Que s’est-il réellement passé le matin du 1er mars sur le parvis de l’Opéra où campaient des protestataires jusqu’alors pacifiques. Qui a donné les ordres de tirer pendant les manifestations du soir ? Que faisaient sur les toits ces tireurs d’élite dont on a si longtemps nié l’existence ? Les deux commissions parlementaires chargées d’enquêter sur ces événements n’ont toujours pas rendu leurs conclusions. A propos de leurs travaux, le médiateur ( nommé en 2006 par Robert Kotcharian) a déclaré lors d’un entretien accordé au journal 168 Jam (9-10 décembre) « Rien d’essentiel n’a été tiré au clair qui eût pu me satisfaire. Au contraire, tout s’est embrouillé encore plus ; de nouvelles questions se posent ». Face à une telle confusion quant à la réalité des faits d’un côté et à l’absence de séparation des pouvoirs entre l’exécutif et le juridique de l’autre, le maintient en détention des prisonniers politiques apparaît comme un abus de position dominante, la conséquence d’une appropriation contestable et contestée des moyens coercitifs de l’Etat. A terme il ne risque d’en résulter qu’une exacerbation des contradictions internes du pays, un aiguisement des ressentiments et au final un nouvel affaiblissement de l’Etat.
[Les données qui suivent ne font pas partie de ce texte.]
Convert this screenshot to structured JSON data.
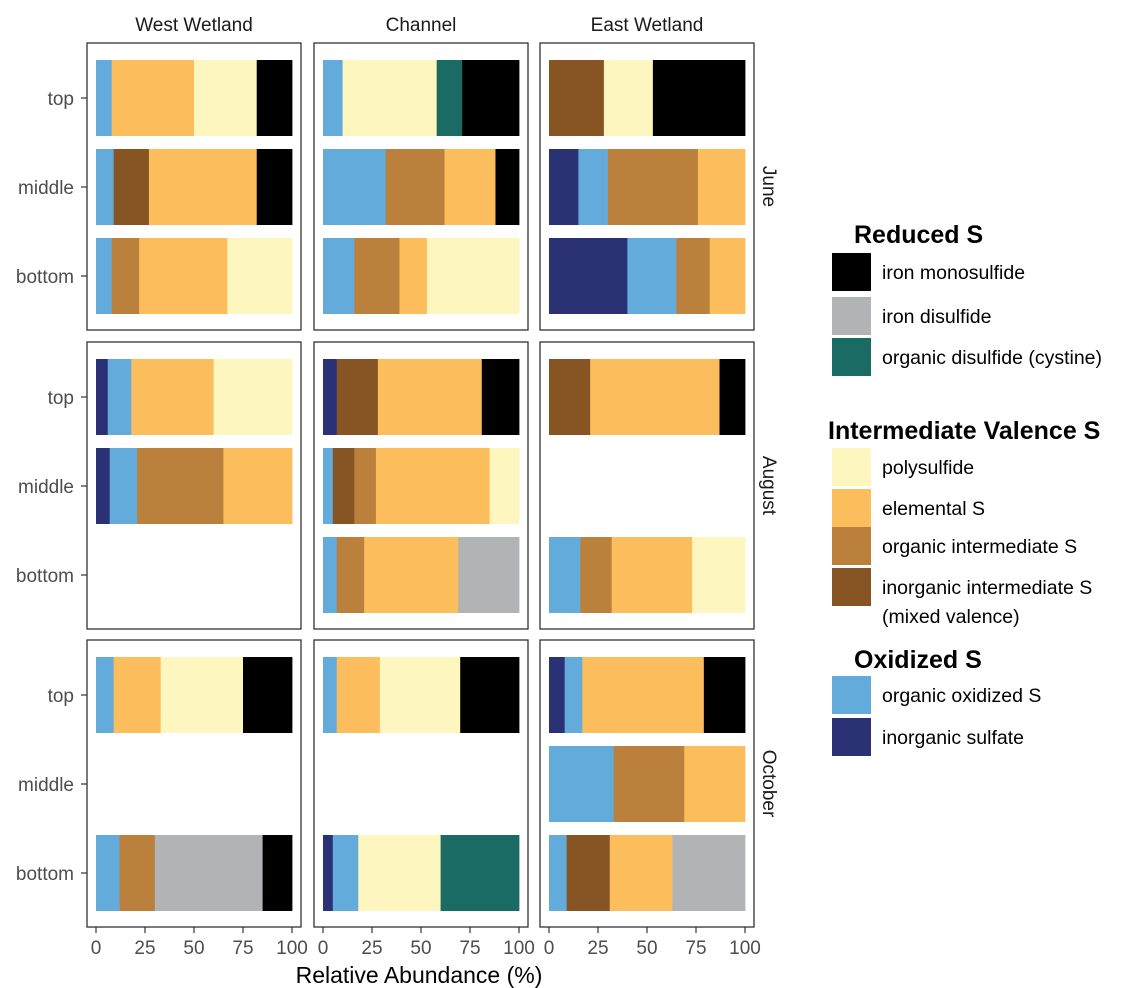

A un moment où les pressions extérieures de toutes sortes s’accumulent sur l’Arménie -en particulier à l’égard de la situation au Karabagh- ces dysfonctionnements démocratiques érodent plus que jamais sa capacité de résistance. A l’aube de cette nouvelle année, ceux qui bénéficient de l’immense privilège de détenir les rênes du pouvoir seraient inspirés de réfléchir au moyen de rétablir la confiance et le dialogue. Ce qui implique a minima de lever le pied sur la répression. Quant à l’opposition, il lui reviendra de considérer une telle attitude, non comme la manifestation d’on ne sait quelles faiblesse ou recul, mais au contraire comme un signe de maturité politique annonciateur de temps nouveaux.

Ainsi retrouvera-t-on, peut-être, le chemin des idéaux démocratiques qui s’associaient dans un même espoir au désir d’indépendance pour le pays et de justice pour le peuple arménien. Ainsi pourra-t-on être plus à même de relever les défis de ce monde dangereux, en crise, dont les convulsions et les soubresauts ont fait souffler si près de nos frontières les mauvais vents de la guerre en Géorgie comme au Moyen-Orient. Ainsi pourra-t-on aussi, sereinement, en pleine possession de nos moyens, être capable d’accompagner les mutations en cours en Turquie et de répondre aux questions mais aussi à l’espérance qu’elles soulèvent, en toute responsabilité et pleine connaissance de cause.

Que cette année 2009, où l’on commémorera le centième anniversaire du massacre d’Adana, prélude au génocide de 1915, permette au peuple arménien de prendre réellement en main son destin et de retrouver une place digne de lui dans ses terres, sur cette terre.